In the run up to this week’s general election, a running theme among the manifestos and pledges of the UK’s major political parties has been to support communities in need.
The Conservatives have pledged £500m for disadvantaged people and youth clubs, to end rough sleeping, and a Cultural Investment Fund to help bring communities together. Labour’s recently published Civil Society Strategy pledges more grants for smaller projects and a Community Innovation Fund. The Liberal Democrats have focused on protecting sports and arts funding, and services for people with learning difficulties and/or autism.

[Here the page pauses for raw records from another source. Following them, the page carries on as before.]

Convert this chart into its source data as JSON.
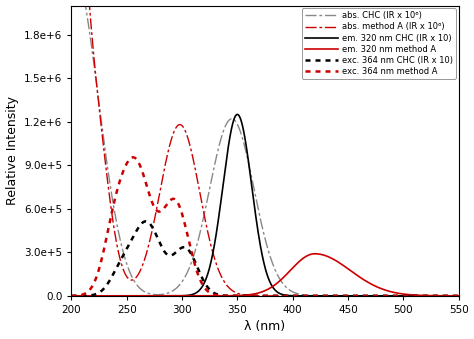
{
  "xlabel": "λ (nm)",
  "ylabel": "Relative Intensity",
  "xlim": [
    200,
    550
  ],
  "ylim": [
    0,
    2000000
  ],
  "yticks": [
    0,
    300000,
    600000,
    900000,
    1200000,
    1500000,
    1800000
  ],
  "ytick_labels": [
    "0.0",
    "3.0e+5",
    "6.0e+5",
    "9.0e+5",
    "1.2e+6",
    "1.5e+6",
    "1.8e+6"
  ],
  "xticks": [
    200,
    250,
    300,
    350,
    400,
    450,
    500,
    550
  ],
  "legend_labels": [
    "abs. CHC (IR x 10⁶)",
    "abs. method A (IR x 10⁶)",
    "em. 320 nm CHC (IR x 10)",
    "em. 320 nm method A",
    "exc. 364 nm CHC (IR x 10)",
    "exc. 364 nm method A"
  ],
  "colors": {
    "abs_CHC": "#888888",
    "abs_A": "#cc0000",
    "em_CHC": "#000000",
    "em_A": "#cc0000",
    "exc_CHC": "#000000",
    "exc_A": "#cc0000"
  },
  "background": "#ffffff"
}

Families increasingly depend on charities
With public services stretched, a vast amount of the communities in question are accessing services through the voluntary sector. Nine out of 10 families have accessed charity services at some point (74 per cent between 2017 and 2018), with children and young people being the most common recipients, according to research by the Charities Aid Foundation.
Now more than ever, the government needs to understand and support the voluntary sector, estimated by NCVO and ONS to have contributed £17bn to the UK economy in 2016/17. A significant barrier to this, however, is that the government doesn’t have a full picture of the sector’s size or scale, or even which organisations the government itself supports.
Many of the charities that people benefit from or volunteer with are grassroots and hyperlocal. They go ‘below the radar’ because, with their income under £5k, they are not required to register with the Charity Commission. They are important and well-known in their local communities but are not included in wider research on UK civil society.
Nine out of 10 families have accessed charity services at some point.
There is currently no robust, comprehensive data on where and what the government funds. This is problematic not only because we should be able to hold the government accountable for its spending, but also because government needs this information to understand its impact, spot trends or gaps, and strategically plan future funding. Other funders need this information too if they are to maximise their own grantmaking.
Another issue is that government grants have dwindled. Government grant giving peaked in 2003-2004 at £6bn but has now dropped to around £3bn a year. There has been a shift from giving grants to awarding contracts, which limits small voluntary and community sector organisations’ ability to apply due to complicated tender procedures and not having the required cash flow. A recent example of this involves the National Citizen Service and its dispute with the Challenge, which led to the charity’s collapse.
What needs to change
Improving the commissioning and funding environment for the voluntary sector is something that charities minister Baroness Barran has said is a priority in the recent policy paper #OurCivilSociety. When it comes to data, government should take its cue from the UK’s leading independent funders and publish all its grants data in a standard, open format, making it possible for anyone to find out who is funding what, where and what for.
By making this data available in the same way, it can be looked at in aggregate, compared with other funding streams and more easily combined with other data – such as location and deprivation – to enable new and important insights.
There is currently no robust, comprehensive data on what and where the government funds.
Growing numbers of independent funders are using the 360Giving data standard to publish data about their grants. Now, with tools such as GrantNav and 360Insights, it’s possible to search, compare, combine and visualise data on £30bn of grants awarded to 200,000 organisations working across the UK.
The data being shared in the 360Giving data standard tells us a lot. Bearing in mind the Conservatives’ pledge to end rough sleeping, we can see from research by NPC that grants from independent funders related to homelessness are rarely large-scale, multi-year grants. They are usually less than £10k per year, for one year, making it hard for the grantees to plan ahead. How are these grants complemented by government funding? Is that funding longer-term? Which organisations receive it and to do what? We can’t easily find this out, but this basic information is crucial if we are going to end rough sleeping through more strategic and targeted funding.
When it comes to the running theme in party manifestos of ‘bringing communities together’, while much has been said about supporting ‘left-behind’ communities, there has been little in the way of granular analysis of their locations or characteristics. Research commissioned by LocalTrust responded to this issue with ward-level analysis to assess civic assets, connectedness and engaged communities. Drawing on diverse datasets including 360Giving data, LocalTrust has developed a new community-needs index. This work complements research by the Young Foundation looking at community strength, which found a pattern of places that continue to be under-funded by the philanthropic, charitable and public sectors.
These research efforts would be boosted if the government shared better quality data. It has committed to publish its grants data to the 360Giving standard by March 2020. We are hopeful for this, despite a false start in 2018, when a poor quality dataset was released for grants awarded in 2017-18. This was missing basic details such as the organisations that received the grants.
If there were more of a culture of using data in government, the need to publish good quality data would be more keenly felt. Using and publishing open grants data needs to be a priority for the next government if it is to implement its pledges and assess its progress with addressing the many societal challenges we face today.